We consider two natural relaxations of k-CLIQUE that have received significant attention from both algorithmic and complexity communities: The first one is to relax the “k” requirement, i.e., looking for a smaller subgraph: Given an n-vertex graph G containing a clique of size k, find a clique of size at least δk for some parameter 0 < δ < 1.
The second natural relaxation is to relax the “Clique” requirement, replacing it with the more modest goal of finding a subgraph that is almost a clique: Given an n-vertex graph G containing a clique of size k, find an induced subgraph of G of size k with (edge) density at least 1 − ε, for some parameter 0 < ε < 1.

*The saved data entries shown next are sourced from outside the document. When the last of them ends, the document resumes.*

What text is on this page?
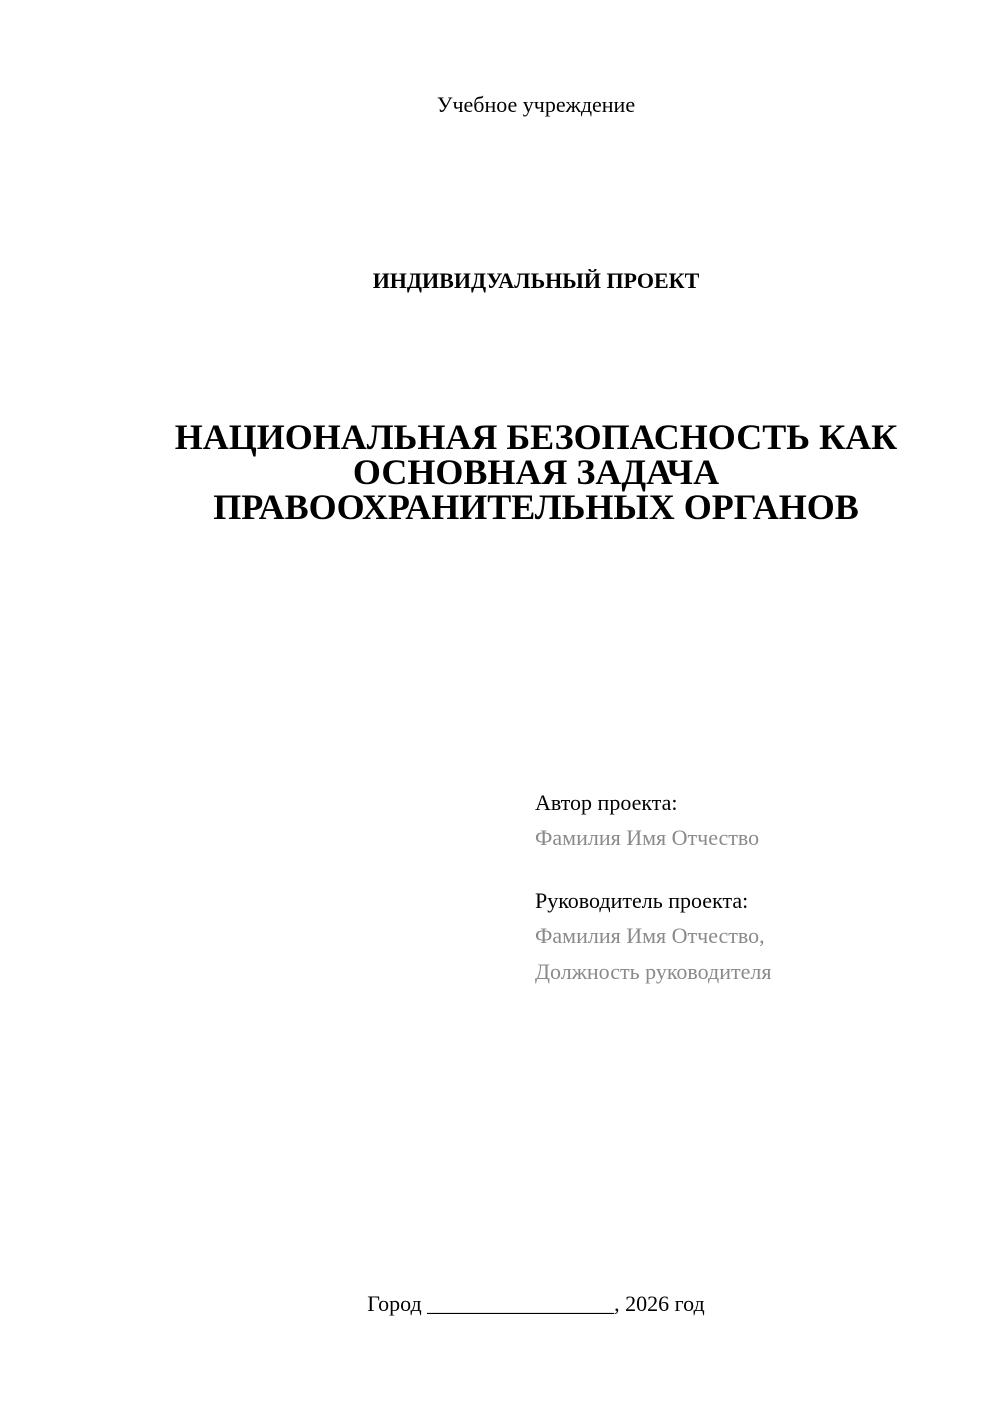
Учебное учреждение
ИНДИВИДУАЛЬНЫЙ ПРОЕКТ
НАЦИОНАЛЬНАЯ БЕЗОПАСНОСТЬ КАК
ОСНОВНАЯ ЗАДАЧА
ПРАВООХРАНИТЕЛЬНЫХ ОРГАНОВ
Автор проекта:
Фамилия Имя Отчество
Руководитель проекта:
Фамилия Имя Отчество,
Должность руководителя
Город _________________, 2026 год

The first relaxation has been a motivating example throughout a long line of research that laid the foundations for NP-hardness of approximation [Arora and Safra 1998, Arora et al. 1998, Feige et al. 1996, Håstad 1999, Khot 2001, Zuckerman 2007]. In particular, we now know that it is NP-hard to distinguish between a graph that has a clique of size k, and a graph whose largest induced clique is of size at most k′ = δk, where δ = 1/n1−ε [Zuckerman 2007]. Until our work, the computational complexity of the second relaxation remained largely open. There are a couple of (very different) quasi-polynomial algorithms that guarantee finding a (1 − ε)-dense k-subgraph in every graph containing a k-clique: the meta-algorithm by Barman, which we outlined above, and an older algorithm due to Feige and Seltser [1997], but nothing non-trivial was known about hardness of approximation.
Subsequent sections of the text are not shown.